# Such meldung



## Teicher (8. Dez. 2012)

Hallo allen,
Ihr wird denken- der hat 'ne Vogel, aber ich weiss sonst nicht wie ich mir helfen kann.  Durch unsere Forum habe ich vor lange zeit kontact mit Frau Jacqueline Sch. E. aus der Schweiz.  Wir hatten jahre lang E-Mails getauscht miteinander und haben uns recht gut verstanden.  Plötzlich, so um die ecke, mailte mir Jackie, ihr E-mail programm spinnt und das Sie zwar Mails bekam, aber keine senden konnte.  Sie hat's probiert übern Teich forum, aber weil Sie mein "nick name" nicht wüsste, hat Sie leider pech gehabt.  Wenn ich glück hab. lest Sie dieses mitteilung und kann sich dann melden.
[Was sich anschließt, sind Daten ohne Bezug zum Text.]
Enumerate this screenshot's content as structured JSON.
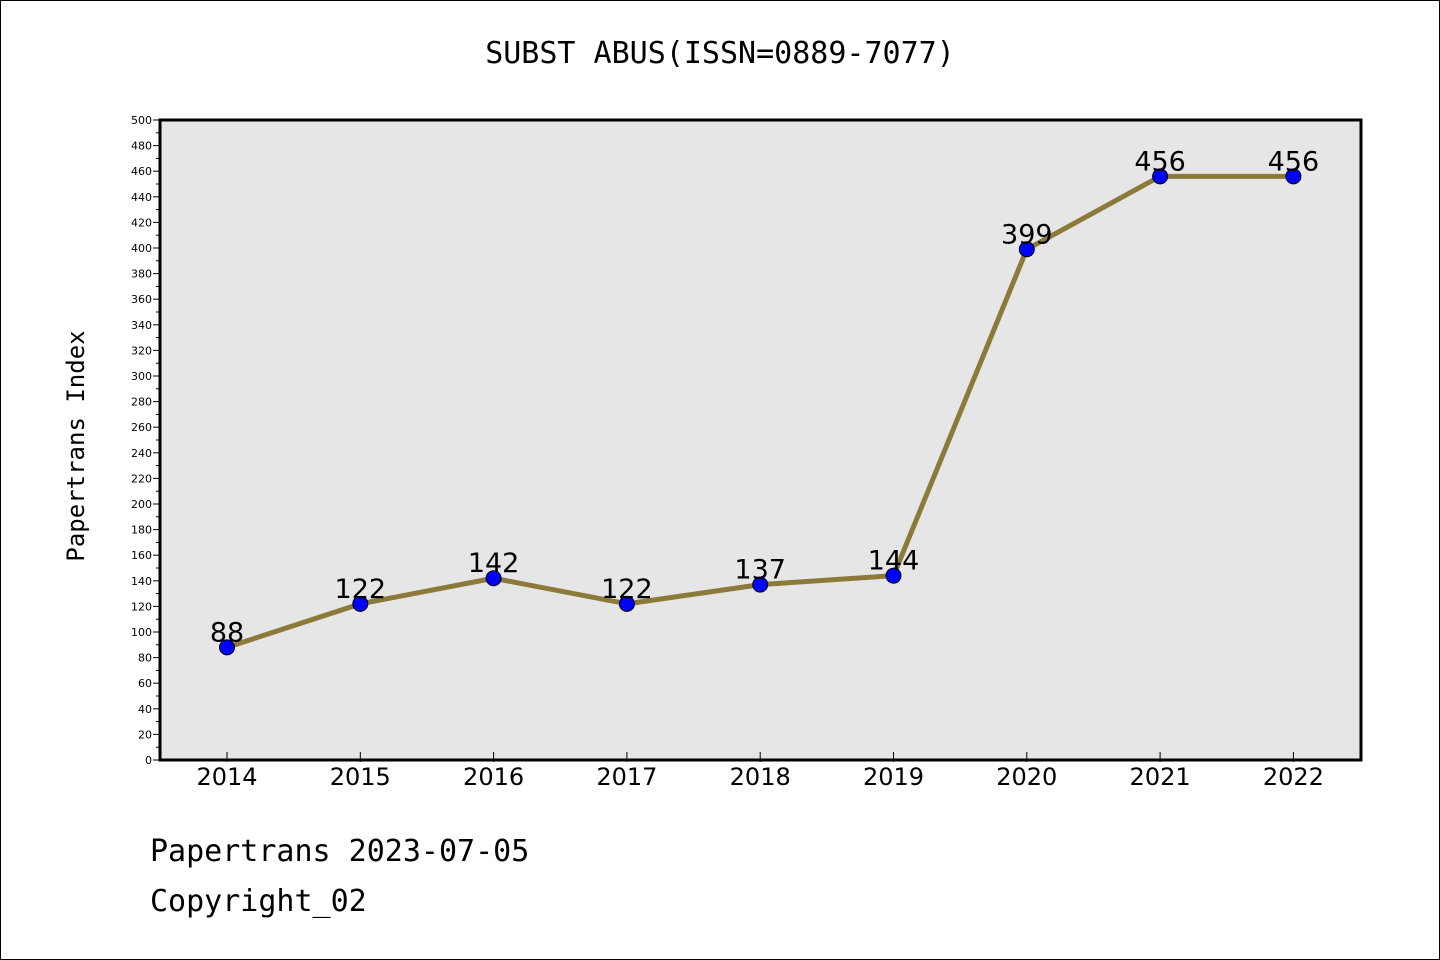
{
  "chart_data": {
    "type": "line",
    "title": "SUBST ABUS(ISSN=0889-7077)",
    "xlabel": "",
    "ylabel": "Papertrans Index",
    "categories": [
      "2014",
      "2015",
      "2016",
      "2017",
      "2018",
      "2019",
      "2020",
      "2021",
      "2022"
    ],
    "series": [
      {
        "values": [
          88,
          122,
          142,
          122,
          137,
          144,
          399,
          456,
          456
        ]
      }
    ],
    "ylim": [
      0,
      500
    ],
    "ytick_step": 20,
    "grid": false,
    "data_labels": true,
    "colors": {
      "line": "#8B7A3A",
      "marker": "#0000FF",
      "plot_background": "#E6E6E6"
    }
  },
  "footer": {
    "line1": "Papertrans 2023-07-05",
    "line2": "Copyright_02"
  }
}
Dank allen für eure geduld
Jimmy (Teicher)


----------



## Christine (8. Dez. 2012)

*AW: Such meldung*

Hallo Jimmy,

hast ne PN!


----------



## Teicher (9. Dez. 2012)

*AW: Such meldung*

Hüslischnäg, wo bist du Yu- Huu, come out, come out, where ever you are.
Du wirst gesucht, dringend!!!   Auch, Danke an Christine für ihre hilfe.

Jimmy


----------



## Christine (9. Dez. 2012)

*AW: Such meldung*

Hallo Jimmy,

oder schick Jaqueline doch eine PN - am 2. Dezember war sie hier noch online. Den vollen Namen nehme ich aus Datenschutzgründen jetzt mal raus!


----------